Saturday, January 20, 2007


I have a love-hate relationship with my hair.

In the fifth grade, I decided to take matters, of a certain cowlick at the front of my head that was preventing my bangs from laying flat, into my own hands. I cut off the cowlick. Of course, this didn't go unnoticed at the hairdresser when my mother took me in for my cut.

"What happened here?" asked Frank, one of two large Italian brothers who co-owned the salon.

I shrugged. Frank called my mother over. "What happened here?" he asked my mother, who looked at the cowlick-in-process (it was regrowing), then at Frank, then at me.

I shrugged.

"Did you cut this off?" My mother asked me.

I shook my head. Neither believed me but I didn't get punished. Apparently having a two-inch swatch of hair sticking straight out of my forehead for months was punishment enough.

Then, in fourth year university, I decided that what I needed, more than a job, a boyfriend, a slap in the face to set me straight, was a PERM. Oh yes, that's right, a perm. And no, if you're thinking, was it the '80s?, it wasn't. It was 2000. That's right. 2000. The thing was, I'd never had a perm. Growing up I, like every other child of the '80s wanted, needed a perm. But my mother had always nixed it, saying that my hair was far too thick, which would make me look like Diana Ross, without the body or the voice, and that because I spent several hours a day in an overly chlorinated pool, my hair was already too dry for a perm and the perm would only dry it out more, making me look like Diana Ross with her hand on the Van de Graaff generator (a.k.a. “The Ball That Makes Your Hair Stand Up”) at the Science Centre.
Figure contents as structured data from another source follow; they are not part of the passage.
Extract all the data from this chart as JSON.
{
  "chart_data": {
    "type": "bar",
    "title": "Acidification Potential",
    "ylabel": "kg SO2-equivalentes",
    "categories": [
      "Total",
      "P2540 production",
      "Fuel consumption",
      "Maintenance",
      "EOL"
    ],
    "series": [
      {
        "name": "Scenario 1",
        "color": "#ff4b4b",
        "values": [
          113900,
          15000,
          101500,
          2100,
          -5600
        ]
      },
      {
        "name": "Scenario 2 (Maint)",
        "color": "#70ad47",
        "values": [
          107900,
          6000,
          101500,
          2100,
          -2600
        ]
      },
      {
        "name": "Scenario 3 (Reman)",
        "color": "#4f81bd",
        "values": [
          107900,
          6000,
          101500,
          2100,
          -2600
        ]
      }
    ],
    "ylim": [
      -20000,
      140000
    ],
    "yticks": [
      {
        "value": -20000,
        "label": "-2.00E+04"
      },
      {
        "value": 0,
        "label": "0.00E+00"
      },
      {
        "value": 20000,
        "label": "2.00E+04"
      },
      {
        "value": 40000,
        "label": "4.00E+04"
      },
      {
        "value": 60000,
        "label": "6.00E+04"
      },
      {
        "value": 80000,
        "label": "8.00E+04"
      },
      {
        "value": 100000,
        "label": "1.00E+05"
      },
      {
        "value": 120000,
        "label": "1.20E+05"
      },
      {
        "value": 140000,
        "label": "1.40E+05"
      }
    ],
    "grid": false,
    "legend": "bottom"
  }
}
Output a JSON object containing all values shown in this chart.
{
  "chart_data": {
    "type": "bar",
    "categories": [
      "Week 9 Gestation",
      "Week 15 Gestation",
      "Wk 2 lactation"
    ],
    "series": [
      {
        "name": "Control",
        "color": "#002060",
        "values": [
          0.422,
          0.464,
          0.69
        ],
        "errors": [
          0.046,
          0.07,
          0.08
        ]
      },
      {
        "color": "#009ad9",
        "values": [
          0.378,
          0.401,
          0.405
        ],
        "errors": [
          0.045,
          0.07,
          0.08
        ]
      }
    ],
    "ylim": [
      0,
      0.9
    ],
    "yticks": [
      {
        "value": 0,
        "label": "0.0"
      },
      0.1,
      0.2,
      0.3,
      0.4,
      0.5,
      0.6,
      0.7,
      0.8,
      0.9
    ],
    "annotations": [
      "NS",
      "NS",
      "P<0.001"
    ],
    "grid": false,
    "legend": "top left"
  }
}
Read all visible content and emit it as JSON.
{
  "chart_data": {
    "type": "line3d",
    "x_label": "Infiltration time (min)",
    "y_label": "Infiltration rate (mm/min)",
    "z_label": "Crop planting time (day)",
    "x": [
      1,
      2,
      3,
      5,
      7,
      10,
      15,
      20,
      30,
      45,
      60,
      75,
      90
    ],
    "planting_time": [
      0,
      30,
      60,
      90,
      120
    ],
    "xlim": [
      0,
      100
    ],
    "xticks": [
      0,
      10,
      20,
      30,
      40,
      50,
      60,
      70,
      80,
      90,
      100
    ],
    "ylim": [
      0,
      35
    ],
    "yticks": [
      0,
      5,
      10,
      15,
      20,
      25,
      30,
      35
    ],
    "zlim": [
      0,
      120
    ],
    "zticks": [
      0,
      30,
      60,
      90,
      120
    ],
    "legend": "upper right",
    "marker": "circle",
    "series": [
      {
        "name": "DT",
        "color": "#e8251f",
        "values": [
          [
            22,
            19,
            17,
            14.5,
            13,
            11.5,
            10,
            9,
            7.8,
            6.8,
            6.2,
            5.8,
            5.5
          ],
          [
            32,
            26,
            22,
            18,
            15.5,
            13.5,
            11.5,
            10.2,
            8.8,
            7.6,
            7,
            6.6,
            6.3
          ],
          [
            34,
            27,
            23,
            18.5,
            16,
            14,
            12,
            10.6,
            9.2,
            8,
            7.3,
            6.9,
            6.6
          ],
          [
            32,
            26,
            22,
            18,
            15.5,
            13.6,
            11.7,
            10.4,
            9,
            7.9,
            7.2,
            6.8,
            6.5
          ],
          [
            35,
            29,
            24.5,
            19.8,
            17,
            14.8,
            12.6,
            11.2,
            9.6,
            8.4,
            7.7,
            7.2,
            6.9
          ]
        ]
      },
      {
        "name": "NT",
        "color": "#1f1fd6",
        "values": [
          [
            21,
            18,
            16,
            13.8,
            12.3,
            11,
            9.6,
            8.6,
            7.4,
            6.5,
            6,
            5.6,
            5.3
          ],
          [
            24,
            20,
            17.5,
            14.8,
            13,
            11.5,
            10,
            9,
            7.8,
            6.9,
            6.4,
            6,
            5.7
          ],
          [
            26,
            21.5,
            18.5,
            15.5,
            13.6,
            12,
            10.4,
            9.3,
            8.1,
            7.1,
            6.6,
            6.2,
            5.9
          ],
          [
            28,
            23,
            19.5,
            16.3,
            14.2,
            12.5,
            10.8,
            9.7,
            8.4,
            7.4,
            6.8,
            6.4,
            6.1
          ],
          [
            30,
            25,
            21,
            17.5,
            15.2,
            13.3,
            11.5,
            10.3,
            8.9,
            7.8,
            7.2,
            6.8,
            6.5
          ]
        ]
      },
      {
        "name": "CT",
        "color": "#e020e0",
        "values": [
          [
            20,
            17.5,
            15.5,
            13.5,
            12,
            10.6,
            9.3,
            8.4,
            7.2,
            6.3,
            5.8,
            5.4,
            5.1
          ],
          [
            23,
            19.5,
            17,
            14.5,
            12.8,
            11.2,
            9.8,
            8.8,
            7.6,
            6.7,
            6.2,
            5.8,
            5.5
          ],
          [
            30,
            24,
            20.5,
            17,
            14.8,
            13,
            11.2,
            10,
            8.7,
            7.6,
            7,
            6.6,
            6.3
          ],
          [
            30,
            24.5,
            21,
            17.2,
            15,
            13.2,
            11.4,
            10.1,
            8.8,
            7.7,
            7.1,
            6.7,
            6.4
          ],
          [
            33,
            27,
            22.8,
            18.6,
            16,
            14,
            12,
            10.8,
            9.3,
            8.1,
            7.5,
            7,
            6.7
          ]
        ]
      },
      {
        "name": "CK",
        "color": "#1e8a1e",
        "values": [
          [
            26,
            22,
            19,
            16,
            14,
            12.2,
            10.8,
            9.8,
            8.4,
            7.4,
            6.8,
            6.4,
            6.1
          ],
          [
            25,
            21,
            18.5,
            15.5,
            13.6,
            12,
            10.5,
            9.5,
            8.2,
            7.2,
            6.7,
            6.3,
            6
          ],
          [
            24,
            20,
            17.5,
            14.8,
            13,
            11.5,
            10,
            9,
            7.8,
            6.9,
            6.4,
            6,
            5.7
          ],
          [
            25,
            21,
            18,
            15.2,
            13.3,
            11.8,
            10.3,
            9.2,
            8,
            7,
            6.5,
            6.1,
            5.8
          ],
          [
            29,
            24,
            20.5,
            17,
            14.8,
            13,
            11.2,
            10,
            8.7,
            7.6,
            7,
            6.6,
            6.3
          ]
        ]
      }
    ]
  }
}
Back to the summer of 2000, I had deemed myself an adult with a university education, and decided that I was going to treat myself to a perm. I, like Felicity, was going to have messy, sexy curls. Or so I thought. I booked my appointment, and told the receptionist I wanted a perm. "A perm?" she asked. "A perm," I said confidently, sure she was only questioning it because I'd never asked for one before.

I couldn't wait for my appointment. And when I got there, both the owner and my stylist were looking at me strangely. "I heard something..." my stylist said. I confirmed it was true. She nodded. "You're sure?" I told her I was. Then she sent me upstairs to wait. Because the girl who was giving me the perm was late. Because she had to GO HOME to get her perm supplies. Because they didn't have any in the salon. Because no one had asked for a perm in years.

I loved my perm, and for weeks I had the sexy messy curls I wanted. Then, as warned, the perm grew out and I was left with flat roots. And it got worse, as anyone who's had a perm knows. Eventually I looked like I'd just taken off a tight-knit winter hat that had flattened the hair to my ears, then let it escape wildly into a mess of curls. So I did the only thing I could. I cut off my hair into a bob, which looked horrific. Then, unhappy with the way I looked, I broke up with my boyfriend and my stylist.

So when recently, I became obsessed with Taylor Townsend's hair on The OC, I asked my new stylist to give me bangs. This, after having bangs for 15 years, then growing them out and swearing I would never get bangs again. "Just long, sweepy-to-the-side bangs," I said. Which was MUCH different than straight across, boring bangs.

"You've got a cowlick," he said. "You'll have to really work hard to get your hair to sweep across like that because it won't want to." I looked at my cowlick, furious. I insisted he give me THE BANGS. He nodded, cut my hair, then applied four different hair products, and spent 20 minutes with the blowdryer trying to coax my bangs across my forehead. When he was done, the lock of resisting bangs hung straight down in my eyes. So I did the only thing I could when I got home. I pulled open my "hair" drawer in the bathroom, removed the scissors, placed them safely in my office desk drawer, then pushed the reluctant lock of cowlicked hair back to the side it wanted to be on.

Because sometimes, you've got to learn from your past mistakes.